San Diego will use a $3.4 million federal grant to eliminate lead-based paint from older homes, city officials announced Thursday.
Peeling paint containing lead can be picked at and sometimes eaten by small children.
“Childhood lead poisoning is the number one preventable health problem facing children today,” said Mario Sierra, director of the Environmental Services Department, which administers the city’s Lead Safety & Healthy Homes Program.
“I urge residents to understand the danger of lead exposure to our children and help eliminate lead poisoning in San Diego,” he said.
San Diego has an estimated 310,000 homes built before 1978, the year lead-based paint was banned for residential use throughout the country.
Children under 6 are at higher risk because their bodies absorb more lead and their hand-to-mouth activities increase exposure, according to health experts.
Even small amounts of lead can have severe effects on a child’s nervous system and can also cause brain damage, learning disabilities, hearing loss, and reduced muscle and bone growth.

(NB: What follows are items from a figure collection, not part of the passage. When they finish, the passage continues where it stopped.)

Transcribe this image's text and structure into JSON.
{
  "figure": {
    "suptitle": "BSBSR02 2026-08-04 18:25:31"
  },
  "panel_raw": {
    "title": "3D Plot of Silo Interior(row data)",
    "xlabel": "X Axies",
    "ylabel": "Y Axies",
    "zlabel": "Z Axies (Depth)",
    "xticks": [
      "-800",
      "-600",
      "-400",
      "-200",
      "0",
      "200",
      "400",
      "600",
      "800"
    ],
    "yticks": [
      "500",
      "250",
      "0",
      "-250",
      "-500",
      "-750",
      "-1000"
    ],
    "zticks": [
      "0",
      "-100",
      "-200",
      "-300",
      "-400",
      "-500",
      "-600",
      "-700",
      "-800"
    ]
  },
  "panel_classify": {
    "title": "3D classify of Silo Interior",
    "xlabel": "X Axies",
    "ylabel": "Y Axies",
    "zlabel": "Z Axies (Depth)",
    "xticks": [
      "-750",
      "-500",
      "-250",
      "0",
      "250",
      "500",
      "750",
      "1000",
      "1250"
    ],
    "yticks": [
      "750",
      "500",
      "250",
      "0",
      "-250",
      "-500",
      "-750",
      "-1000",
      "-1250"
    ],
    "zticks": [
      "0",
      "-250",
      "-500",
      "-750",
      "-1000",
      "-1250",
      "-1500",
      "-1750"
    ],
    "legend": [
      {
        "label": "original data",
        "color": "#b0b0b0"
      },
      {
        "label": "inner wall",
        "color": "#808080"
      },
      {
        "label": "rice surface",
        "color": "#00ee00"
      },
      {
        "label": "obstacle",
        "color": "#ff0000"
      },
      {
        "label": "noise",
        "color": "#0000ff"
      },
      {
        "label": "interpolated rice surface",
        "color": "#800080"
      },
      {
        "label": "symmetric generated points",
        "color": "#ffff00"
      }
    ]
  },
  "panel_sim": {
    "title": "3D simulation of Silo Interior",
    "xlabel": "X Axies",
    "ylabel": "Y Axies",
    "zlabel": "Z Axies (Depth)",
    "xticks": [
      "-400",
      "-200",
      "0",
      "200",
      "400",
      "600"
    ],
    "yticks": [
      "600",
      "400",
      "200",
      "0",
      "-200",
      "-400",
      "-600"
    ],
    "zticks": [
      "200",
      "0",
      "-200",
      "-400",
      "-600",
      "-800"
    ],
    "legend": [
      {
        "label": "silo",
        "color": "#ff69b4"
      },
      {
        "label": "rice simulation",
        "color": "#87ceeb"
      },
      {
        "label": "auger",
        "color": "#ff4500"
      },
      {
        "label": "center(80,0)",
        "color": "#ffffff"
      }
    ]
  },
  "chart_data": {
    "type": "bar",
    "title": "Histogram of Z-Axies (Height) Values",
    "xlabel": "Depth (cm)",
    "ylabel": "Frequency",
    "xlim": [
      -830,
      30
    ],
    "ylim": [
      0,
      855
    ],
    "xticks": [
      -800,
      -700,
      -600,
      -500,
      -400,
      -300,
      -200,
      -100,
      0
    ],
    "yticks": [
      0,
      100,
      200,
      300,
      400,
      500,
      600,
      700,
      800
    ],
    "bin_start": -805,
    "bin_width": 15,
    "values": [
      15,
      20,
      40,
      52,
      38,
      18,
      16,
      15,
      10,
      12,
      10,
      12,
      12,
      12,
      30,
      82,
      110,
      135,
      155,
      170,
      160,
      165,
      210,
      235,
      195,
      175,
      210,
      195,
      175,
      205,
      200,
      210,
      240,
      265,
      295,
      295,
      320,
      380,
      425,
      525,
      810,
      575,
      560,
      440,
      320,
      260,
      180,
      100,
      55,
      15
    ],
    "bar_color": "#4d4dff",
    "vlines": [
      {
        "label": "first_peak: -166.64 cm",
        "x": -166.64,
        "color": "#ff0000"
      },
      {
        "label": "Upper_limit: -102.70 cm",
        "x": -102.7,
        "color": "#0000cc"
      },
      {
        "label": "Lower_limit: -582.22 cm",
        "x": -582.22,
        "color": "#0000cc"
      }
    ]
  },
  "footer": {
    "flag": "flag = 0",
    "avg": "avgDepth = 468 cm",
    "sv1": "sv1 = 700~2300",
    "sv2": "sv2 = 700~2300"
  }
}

Programs run by the city and area nonprofits over the past dozen years have removed lead-based paint from around 3,000 homes in San Diego.

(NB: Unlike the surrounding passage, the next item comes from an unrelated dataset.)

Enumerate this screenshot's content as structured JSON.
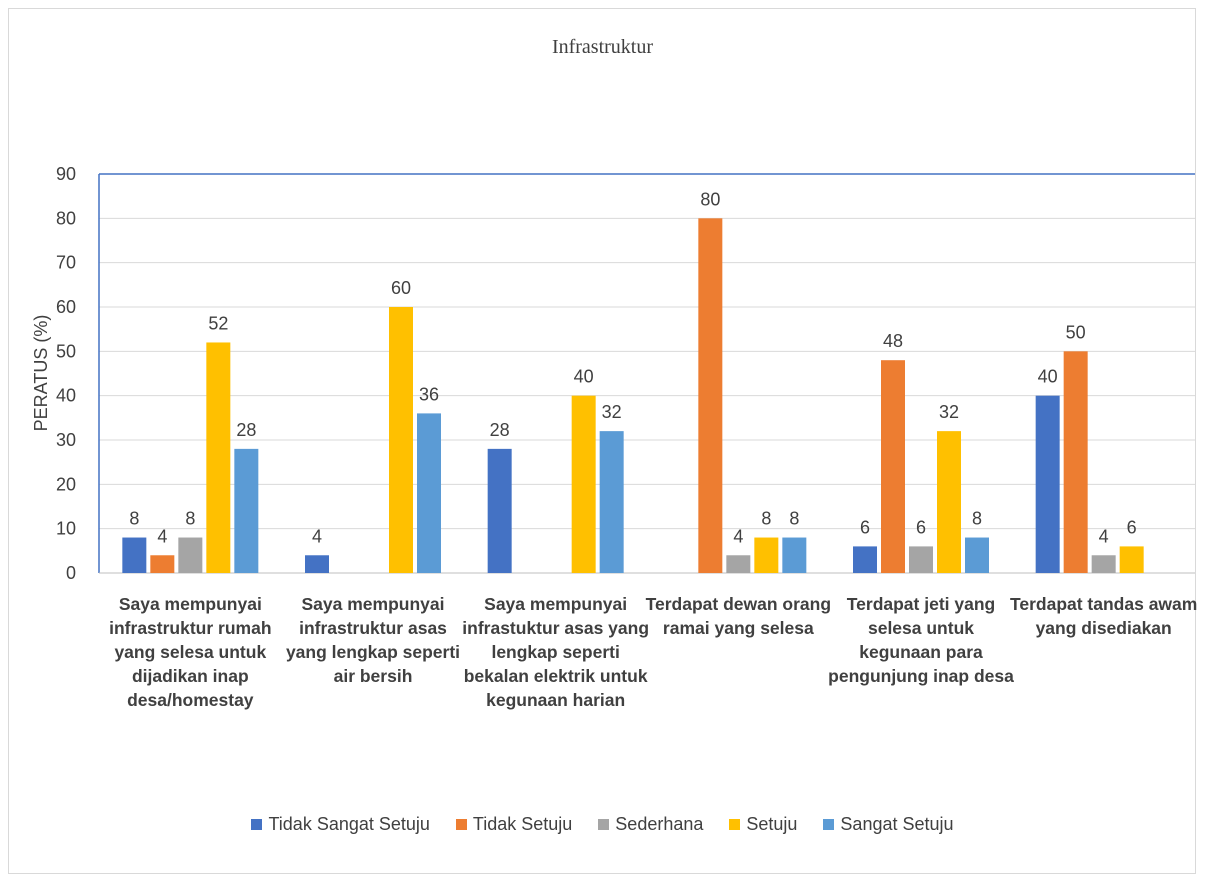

The money from the U.S. Department of Housing and Urban Development will help pay for another 150 residences.
The city will make grants available ranging from $4,500 to $10,000 per unit for owner-occupied residences and rental housing.
Eligibility for the program is based on family size and income. The program targets homes in which children under the age of 6 reside or frequently visit, according to the mayor’s office.